Los resultados le hicieron fruncir el ceño. Al principio, parecían simples coincidencias. Pequeñas molestias, reportes que apenas se habían registrado, clasificados como vandalismo menor o falsas alarmas. Pero al analizarlos con detalle, un patrón emergió.

La tintorería de la calle 42, donde el dueño reportó que encontraron marcas en la cerradura trasera, pero nada robado. Lo atribuyeron a simples ladrones. La tienda de suministros de arte en la avenida Ciprés, donde la alarma sonó una noche, pero la policía no encontró intento de forzar la entrada, solo pensaron que fue un fallo en la cerradura electrónica. El pequeño restaurante familiar en la esquina de Baker. El dueño, un hombre mayor, juró que alguien había estado jugando con la cerradura de la puerta de atrás, pero como nada faltó, no quiso presentar una denuncia formal.
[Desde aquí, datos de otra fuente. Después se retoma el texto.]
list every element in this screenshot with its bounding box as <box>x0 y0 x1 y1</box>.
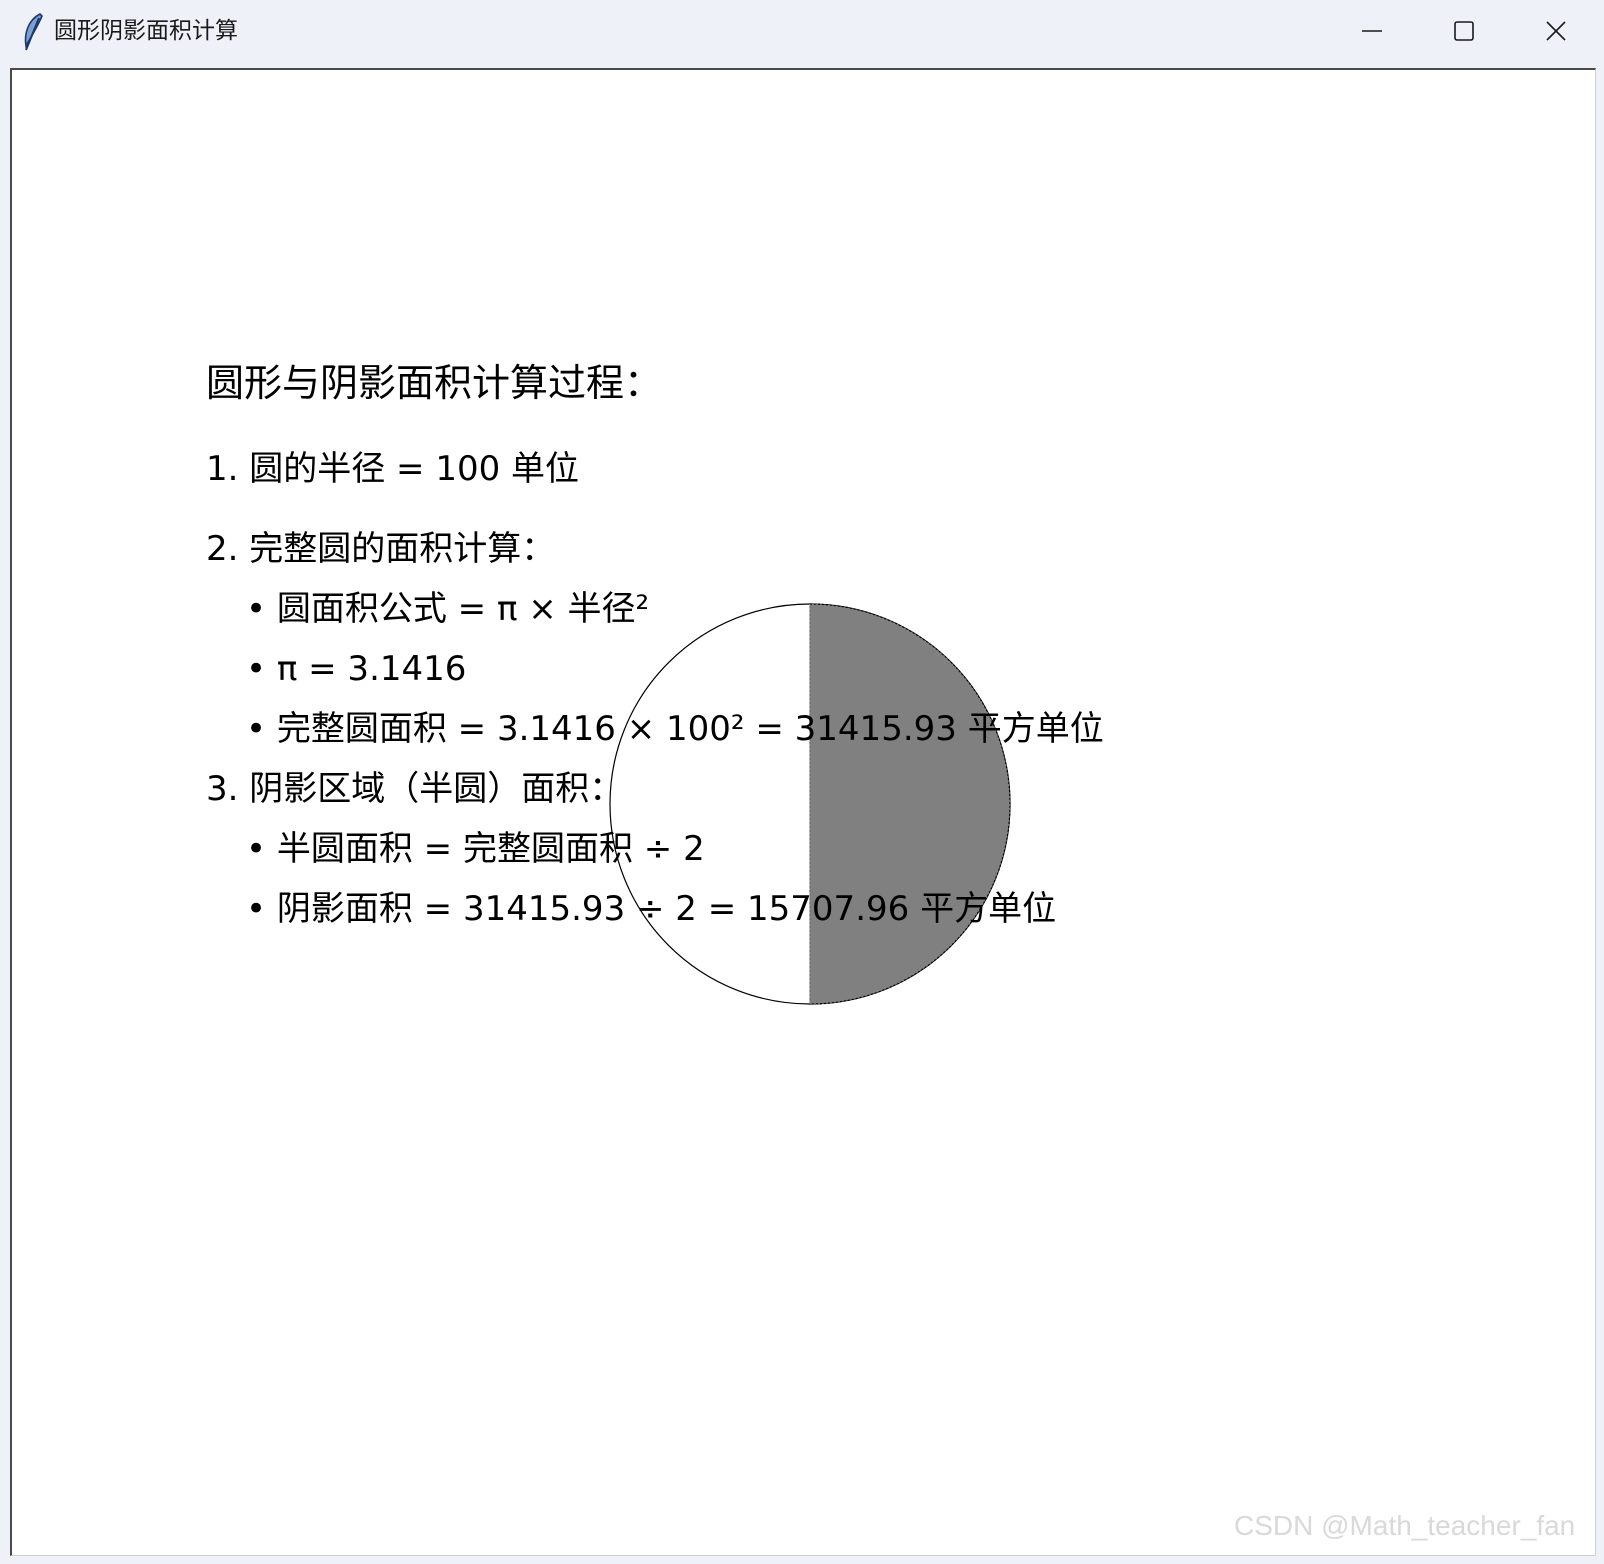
close-icon <box>1545 20 1567 42</box>
feather-icon <box>20 12 46 52</box>
title-bar[interactable]: 圆形阴影面积计算 <box>0 0 1604 66</box>
step3-heading: 3. 阴影区域（半圆）面积： <box>206 769 624 809</box>
close-button[interactable] <box>1510 0 1602 62</box>
watermark: CSDN @Math_teacher_fan <box>1234 1510 1576 1541</box>
step3-shaded-area: • 阴影面积 = 31415.93 ÷ 2 = 15707.96 平方单位 <box>246 889 1057 929</box>
window-title: 圆形阴影面积计算 <box>54 18 238 44</box>
shaded-half-circle <box>809 603 1011 1005</box>
app-window: 圆形阴影面积计算 圆形与阴影面积计算过程： 1. 圆的半径 = 100 单位 2… <box>0 0 1604 1564</box>
maximize-button[interactable] <box>1418 0 1510 62</box>
step3-formula: • 半圆面积 = 完整圆面积 ÷ 2 <box>246 829 705 869</box>
step2-circle-area: • 完整圆面积 = 3.1416 × 100² = 31415.93 平方单位 <box>246 709 1104 749</box>
page-heading: 圆形与阴影面积计算过程： <box>206 361 663 405</box>
minimize-button[interactable] <box>1326 0 1418 62</box>
step2-pi-value: • π = 3.1416 <box>246 649 467 689</box>
step2-formula: • 圆面积公式 = π × 半径² <box>246 589 650 629</box>
maximize-icon <box>1453 20 1475 42</box>
minimize-icon <box>1361 20 1383 42</box>
step1-radius: 1. 圆的半径 = 100 单位 <box>206 449 580 489</box>
circle-figure <box>609 603 1011 1005</box>
drawing-canvas[interactable]: 圆形与阴影面积计算过程： 1. 圆的半径 = 100 单位 2. 完整圆的面积计… <box>10 68 1596 1556</box>
step2-heading: 2. 完整圆的面积计算： <box>206 529 556 569</box>
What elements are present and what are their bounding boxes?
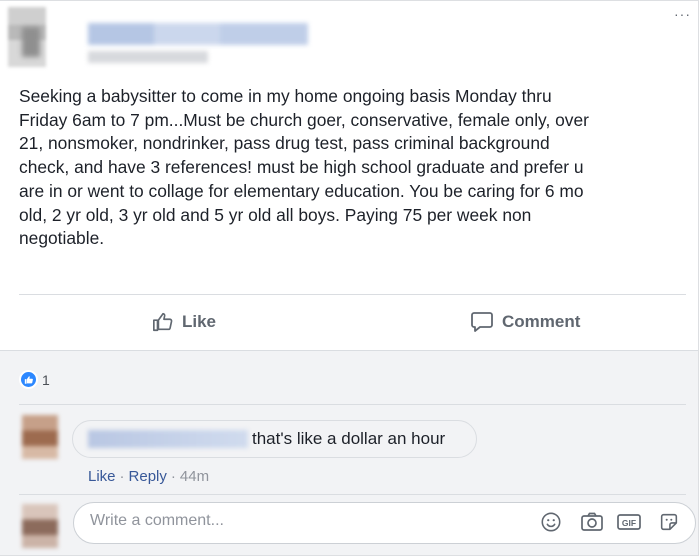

Todas eran empresas pequeñas, familiares, con dueños que probablemente manejaban efectivo. Todas habían reportado incidentes menores, no robos consumados. Y todas habían sido descartadas rápidamente, igual que el primer reporte de Cass. Como el que él detalló y presencio. Solo que a ella la habían robado de verdad la primera vez. ¿Por qué? ¿Fue un error del ladrón? ¿O fue una prueba?

Una fría certeza se le instaló en el estómago. No era la paranoia de Cassandra. No era el ocasional gato. Había alguien ahí fuera: alguien metódico, paciente, que estudiaba a sus objetivos, probaba sus defensas y elegía su momento. Un fantasma que dejaba apenas un rastro de marcas y sombras.

No podía decírselo a ella. No aún. No sin pruebas. La asustaría aún más, y después de la noche que había pasado, no podía hacerle eso. Tampoco podía llevar esto a Rojas sin algo más concreto que un puñado de reportes menores y una corazonada. Se burlaría de él, lo acusaría de dejar que sus sentimientos nublaran su juicio.

No. Tendría que hacerlo él mismo.

Su turno terminó a las ocho. Le dijo a Cassandra que iría a su apartamento a descansar, que cenaría algo y que la llamaría más tarde. Le envió un emoticono de un corazón y ella respondió con una foto de una bandeja de galletas recién horneadas. La normalidad de la imagen le dolió.

En lugar de ir y quedarse en casa, condujo hasta allí solo para cambiarse. Se puso ropa oscura, unos jeans negros y una sudadera con capucha, y tomó su coche personal, un sedán viejo y discreto que usaba en sus días libres. Minutos después, estaba estacionado en una calle paralela a la pastelería, con una vista perfecta del callejón trasero. Lo bastante cerca para intervenir si algo ocurría. Lo bastante lejos para que ella nunca lo notara.

La noche cayó sobre Pinecrest, envolviendo todo en sombras y susurros urbanos. Dante se acomodó en el asiento del conductor, con una taza de café negro y una paciencia infinita heredada de años de vigilancia. Observó cada movimiento, cada auto que pasaba, cada persona que caminaba por la calle. La mayoría eran vecinos volviendo a casa, parejas, o algún borracho tambaleándose.

Las horas pasaron. La luz en el apartamento de Cassandra se apagó. Dante imaginó que se acostaba, esperando que esta noche lograra dormir. Él permaneció alerta, cada sentido afinado. El café frío y amargo en su estómago como la única compañía.

Pasada la medianoche, cuando el ritmo de la ciudad se había ralentizado a un latido perezoso, pudo observarlo con claridad.

Una figura alta y delgada, encorvada, vestida por completo de negro. Llevaba una gorra baja que ocultaba su rostro y se movía con un sigilo que helaba la sangre. No caminaba como alguien que conociera el barrio, sino como quien lo estudia, lo mide, lo reclama. Se deslizaba junto a las paredes, evitando los parpadeos amarillentos de las farolas, fundiéndose con las sombras.

Y cuando llegó al callejón de la pastelería, no dudó. Se metió allí como si fuera su destino, tragado por la oscuridad.

Dante contuvo el aliento, cada músculo de su cuerpo tenso. Allí estaba su objetivo.